2つ目は2011年に行ったギリシャ国債への投資です。当時のギリシャは財政危機に陥り、ギリシャ国債が額面の半値以下に下がっていて、額面通りに償還されれば年率300%を超えるようなリターンとなる状況でした。仮にギリシャの財政が破綻して国債が満額償還されないとしても、他の類似ケースなどを参考に検討すると国外資産などを原資に3割程度は回収できるのではないかと考えました。満額償還されるケース、満額償還されないケースなどを様々にシミュレーションして計算すると、期待値は1を大きく上回るという結論になり投資しました。しかし、結果としてはシナリオ通りにはいかず、大きな損失になってしまいました。

このように大きな失敗はたびたびありますが、その都度できる限り検討した結果で、特に後悔はありません。ただ、「よく自分がわからないこと」に投資をするのは、期待値を正確に導き出すことができないので、やめようと強く思いました。

自分で直接状況を確認したり肌で感じることができて、意見を言ったり自分もネットワークの中である程度リスクをコントロールできるような案件や、通常の私の投資スタイルのように、会社側に改善策などを働きかけられるような案件以外はやるべきではないということを改めて感じました。

質問5【利食いや損切りのルールについて】

【部員】村上さん自身、利食いや損切りについてのルールはありますか?

【村上】私自身についていえば、いくらになったら利食い売りするとか、何%下がったら損切りするとか、そういう目標や基準は設けていません。

ただ、株を買う時に「会社がこういう状態になったらいいな」というイメージはあります。
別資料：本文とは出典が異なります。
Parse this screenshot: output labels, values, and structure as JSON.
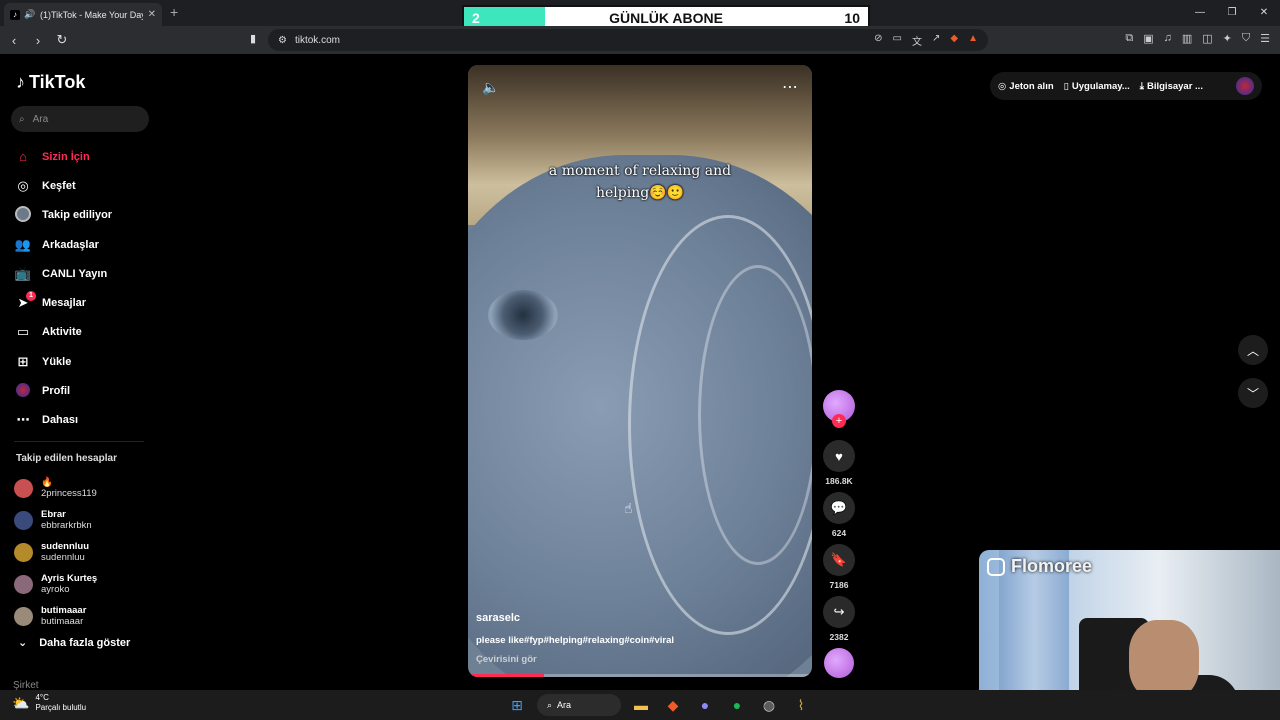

たとえば、たくさん保有している遊休資産をきちんと株主還元に使うか成長のための投資に使うなどして、資本効率の向上に努めるという状態になることです。そうなるとおそらく株は何倍かになっているだろうなというイメージはあります。そして、実際にそういう状態が実現したなと判断できる状況になれば売ります。

損切りについては、自分の投資判断が間違っていたということになれば、価格にかかわらず損切りします。

自分が最も得意とするバリュー株投資については、基本的には損切りは考えていません。その会社が現に優良な資産をたくさん持っているわけで、それが有効活用されるのをアクティビストとしていろいろと会社に働きかけながら待ちます。時間がかかっても、目標とする「上場企業のあるべき姿」になる見込みが高いと思える場合には、一時的に株価が下がっても、損切りはしません。

皆さんの投資でも、当初に考えていた良いイメージが実現できたら利食い売り、投資判断が間違っていることがはっきりして、今後の見込みが立たないのであれば損切り、ということでいいのではないかと思います。